Una rivista di storia della filosofia del diritto non dovrebbe aver bisogno di particolari giustificazioni in un paese nel quale i maggiori storici della filosofia del diritto sono stati anche tra i maggiori filosofi del diritto dell’ultimo secolo. Un nome per tutti: Norberto Bobbio. E tuttavia, della nostra decisione di dar vita a una nuova rivista di storia della filosofia del diritto che vada ad aggiungersi a quelle già esistenti (e a quelle – per la verità non molte, anche se molto autorevoli – di storia del pensiero giuridico e della cultura giuridica) pare ugualmente doveroso indicare le ragioni.
Abbiamo l’impressione che una grande tradizione di studi nella quale una parte consistente della filosofia giuridica italiana ha dato il meglio di sé appaia oggi indebolita e come sfibrata. Basti pensare che se in passato i giovani studiosi cominciavano generalmente il proprio percorso di formazione e di ricerca con un lavoro di carattere storico, oggi una scelta del genere è ritenuta da più d’uno non solo troppo impegnativa, ma anche scarsamente interessante o addirittura controproducente. Se si aggiunge il fatto che in non poche università la storia della filosofia del diritto è praticamente scomparsa dai programmi di studio, si rischia di avallare l’idea che la posizione originaria dalla quale deve muovere il cammino di chi intenda dedicarsi alla filosofia del diritto sia da cercare stendendo un velo di ignoranza su qualche migliaio di anni di riflessioni sul diritto.
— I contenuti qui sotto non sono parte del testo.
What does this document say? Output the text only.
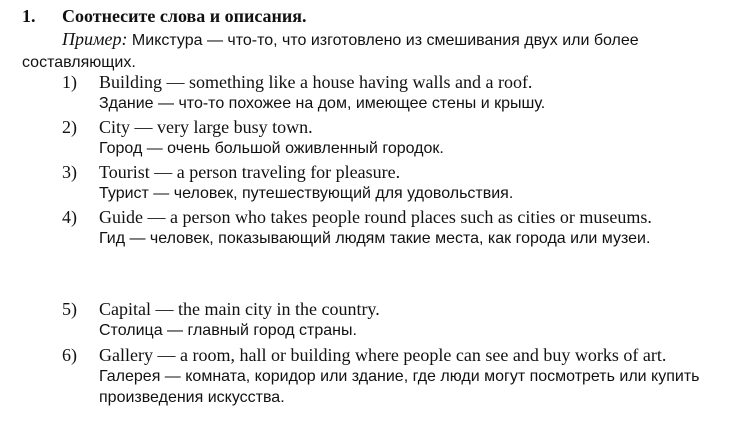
1. Соотнесите слова и описания.
Пример: Микстура — что-то, что изготовлено из смешивания двух или более составляющих.
1)	Building — something like a house having walls and a roof.
Здание — что-то похожее на дом, имеющее стены и крышу.
2)	City — very large busy town.
Город — очень большой оживленный городок.
3)	Tourist — a person traveling for pleasure.
Турист — человек, путешествующий для удовольствия.
4)	Guide — a person who takes people round places such as cities or museums.
Гид — человек, показывающий людям такие места, как города или музеи.
5)	Capital — the main city in the country.
Столица — главный город страны.
6)	Gallery — a room, hall or building where people can see and buy works of art.
Галерея — комната, коридор или здание, где люди могут посмотреть или купить произведения искусства.
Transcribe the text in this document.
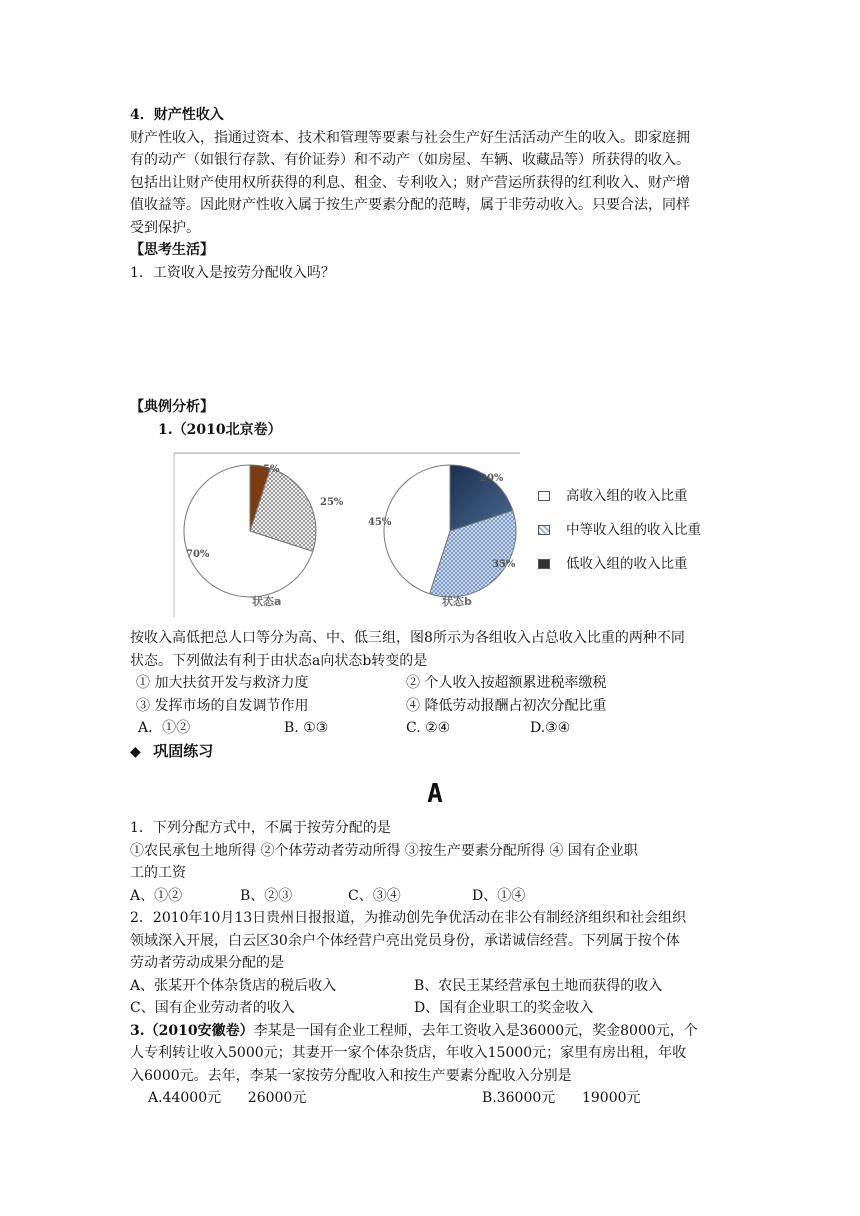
4．财产性收入
财产性收入，指通过资本、技术和管理等要素与社会生产好生活活动产生的收入。即家庭拥
有的动产（如银行存款、有价证券）和不动产（如房屋、车辆、收藏品等）所获得的收入。
包括出让财产使用权所获得的利息、租金、专利收入；财产营运所获得的红利收入、财产增
值收益等。因此财产性收入属于按生产要素分配的范畴，属于非劳动收入。只要合法，同样
受到保护。
【思考生活】
1．工资收入是按劳分配收入吗？
【典例分析】
1.（2010北京卷）
状态a	状态b
5%
25%
70%
20%
35%
45%
高收入组的收入比重
中等收入组的收入比重
低收入组的收入比重
按收入高低把总人口等分为高、中、低三组，图8所示为各组收入占总收入比重的两种不同
状态。下列做法有利于由状态a向状态b转变的是
① 加大扶贫开发与救济力度	② 个人收入按超额累进税率缴税
③ 发挥市场的自发调节作用	④ 降低劳动报酬占初次分配比重
A．①②	B. ①③	C. ②④	D.③④
◆ 巩固练习
A
1．下列分配方式中，不属于按劳分配的是
①农民承包土地所得 ②个体劳动者劳动所得 ③按生产要素分配所得 ④ 国有企业职
工的工资
A、①②	B、②③	C、③④	D、①④
2．2010年10月13日贵州日报报道，为推动创先争优活动在非公有制经济组织和社会组织
领域深入开展，白云区30余户个体经营户亮出党员身份，承诺诚信经营。下列属于按个体
劳动者劳动成果分配的是
A、张某开个体杂货店的税后收入	B、农民王某经营承包土地而获得的收入
C、国有企业劳动者的收入	D、国有企业职工的奖金收入
3.（2010安徽卷）李某是一国有企业工程师，去年工资收入是36000元，奖金8000元，个
人专利转让收入5000元；其妻开一家个体杂货店，年收入15000元；家里有房出租，年收
入6000元。去年，李某一家按劳分配收入和按生产要素分配收入分别是
A.44000元      26000元	B.36000元      19000元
Diacronìa nasce piuttosto dalla convinzione che la filosofia del diritto, e la cultura giuridica tout court, non possano affrontare criticamente i temi e i problemi all’ordine del giorno senza considerarne storicamente la genesi, le interpretazioni e le stesse soluzioni che si è ritenuto di poterne offrire in precedenza. Essa nasce perciò dalla condivisione di un’esigenza che molti di noi avvertivano individualmente ma che negli anni recenti, anche grazie a una serie di seminari tenutisi a Pisa, si è fatta ‘progetto’. Non un progetto incentrato su un’opzione metodologica predefinita, è bene sottolinearlo, e nemmeno un progetto che poggia su comuni obiettivi di ricerca. Fine esplicito di quanti, in buona parte coetanei, da qualche anno hanno preso a incontrarsi in numero sempre crescente per parlare di storia della filosofia del diritto, è quello di promuovere un dibattito che riguardi i fondamenti stessi dell’approccio storico-filosofico, a cominciare dalle questioni metodologiche, che anziché essere date per risolte una volta per tutte non possono non essere messe continuamente in discussione, come del resto avviene in discipline affini quali la filosofia politica o la storia delle dottrine politiche.
La rivista ambisce appunto a costituire un luogo aperto, accanto ad altri, di approfondimento e di confronto per tutti coloro che hanno interesse per la storia della riflessione sul diritto, nelle varie forme e nei diversi modi nei quali essa è stata o potrà di volta in volta essere concepita.
La speranza che questa nostra ‘impresa’ possa essere considerata non del tutto priva di interesse dalla comunità dei giuristi si aggiunge perciò all’auspicio che essa possa se non altro contribuire a dare nuova linfa agli studi di storia della filosofia del diritto in quanto luoghi di riflessione e di dialogo tra le diverse ‘tradizioni’ che concorrono a formare quella che a ragione è stata definita l’identità plurale della filosofia del diritto.